7. By the act of July 14 1832, s 16, 4 Sharsw. Cont. of Story's L. U. S. 2326, the law is changed as to the value of the pound sterling, in calculating the rates of dutics. It is thereby enacted, that from and after the said third day of March, one thousand eight hundred and thirty-three, in calculating the rate of duties, the pound sterling shall be considered and taken as of the value of four dollars and eighty cents.
8 . The act of March 3, 1843, provides, That in all computations of the value of foreign moneys of account at the custom houses of the United States, the thaler of Prussia shall be deemed and taken to be of the value of sixty-eight and one-half cents; the mii-reis of Portugal shall be deemed and taken to be of the value of one hundred and twelve cents; the rix dollar of Bremen shall be deemed and taken to be of the value of seventy-eight and three quarter cents; the thaler of Bremen, of seventy-two grotes, shall be deemed and taken to be of the value of seventy-one cents; that the mil-reis of Madeira shall be deemed and taken to be of the value of one hundred cents; the mil-reis of the Azores shall be deemed and taken to be of the value of eighty-three and one-third cents; the marc-banco of Hamburg shall be deemed and taken to be of the value, of thirty-five cents; the rouble of Russia shall be deemed and taken to be of the value of seventy-five cents; the rupee of British India shall be deemed and taken to be of the value of forty-four and one half cents; and all former laws inconsistent herewith are hereby repealed.
9. And the act of May 22, 1846, further directs, That in all computations at the custom-house, the foreign coins and money of account herein specified shall be estimated as follows, to wit: The specie dollar of Sweden and Norway, at one hundred and six cents.

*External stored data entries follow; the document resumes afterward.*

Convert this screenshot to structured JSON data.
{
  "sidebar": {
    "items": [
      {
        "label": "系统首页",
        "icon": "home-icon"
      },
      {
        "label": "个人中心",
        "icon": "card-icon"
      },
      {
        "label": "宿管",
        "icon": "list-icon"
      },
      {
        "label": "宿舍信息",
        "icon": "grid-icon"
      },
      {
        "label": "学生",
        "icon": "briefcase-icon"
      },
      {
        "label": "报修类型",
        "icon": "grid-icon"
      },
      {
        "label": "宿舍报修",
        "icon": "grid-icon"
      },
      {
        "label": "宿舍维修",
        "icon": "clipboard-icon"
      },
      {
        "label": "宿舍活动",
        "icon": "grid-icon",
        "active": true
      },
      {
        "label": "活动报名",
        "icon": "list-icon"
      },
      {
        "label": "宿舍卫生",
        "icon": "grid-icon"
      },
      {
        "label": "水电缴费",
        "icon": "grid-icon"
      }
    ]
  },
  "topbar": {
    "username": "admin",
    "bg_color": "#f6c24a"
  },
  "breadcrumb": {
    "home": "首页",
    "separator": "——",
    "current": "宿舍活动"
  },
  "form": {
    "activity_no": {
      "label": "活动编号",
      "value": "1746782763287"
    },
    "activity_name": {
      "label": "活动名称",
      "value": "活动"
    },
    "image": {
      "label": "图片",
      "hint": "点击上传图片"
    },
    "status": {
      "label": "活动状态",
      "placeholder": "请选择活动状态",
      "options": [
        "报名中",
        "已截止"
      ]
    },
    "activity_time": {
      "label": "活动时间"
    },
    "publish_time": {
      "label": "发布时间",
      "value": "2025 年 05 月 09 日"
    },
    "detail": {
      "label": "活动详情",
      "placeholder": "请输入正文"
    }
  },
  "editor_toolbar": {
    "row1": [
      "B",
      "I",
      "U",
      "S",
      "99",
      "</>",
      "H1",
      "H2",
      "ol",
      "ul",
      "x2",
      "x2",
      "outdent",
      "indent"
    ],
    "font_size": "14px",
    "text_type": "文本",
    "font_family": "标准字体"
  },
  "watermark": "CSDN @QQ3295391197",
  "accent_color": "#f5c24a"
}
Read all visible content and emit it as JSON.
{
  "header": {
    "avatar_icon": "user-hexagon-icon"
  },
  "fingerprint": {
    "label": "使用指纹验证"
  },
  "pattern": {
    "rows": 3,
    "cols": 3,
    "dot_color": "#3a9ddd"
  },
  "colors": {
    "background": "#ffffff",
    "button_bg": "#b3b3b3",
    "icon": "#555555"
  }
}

The specie dollar of Denmark, at one hundred and five cents. The thaler of Prussia and of the Northern States of Germany, at sixty-nine cents. The florin of the Southern States of Germany, at forty cents. The florin of the Austrian empire, and of the city of Augshurg, at forty-eight and one half cents. The lira of the Lombardo-Venetian Kingdom, and the lira of Tuscany, at sixteen cents. The franc of France, and of Belgium, and the lira of Sardinia, at eighteen cents six mills. The ducat of Naples, at eighteen cents. The ounce of Sicily, at two dollars and forty cents. The pound of the British provinces of Nova Scotia, New Brunswick, Newfoundland, and Canada, at four dollars. And all laws inconsistent with this act are hereby repealed.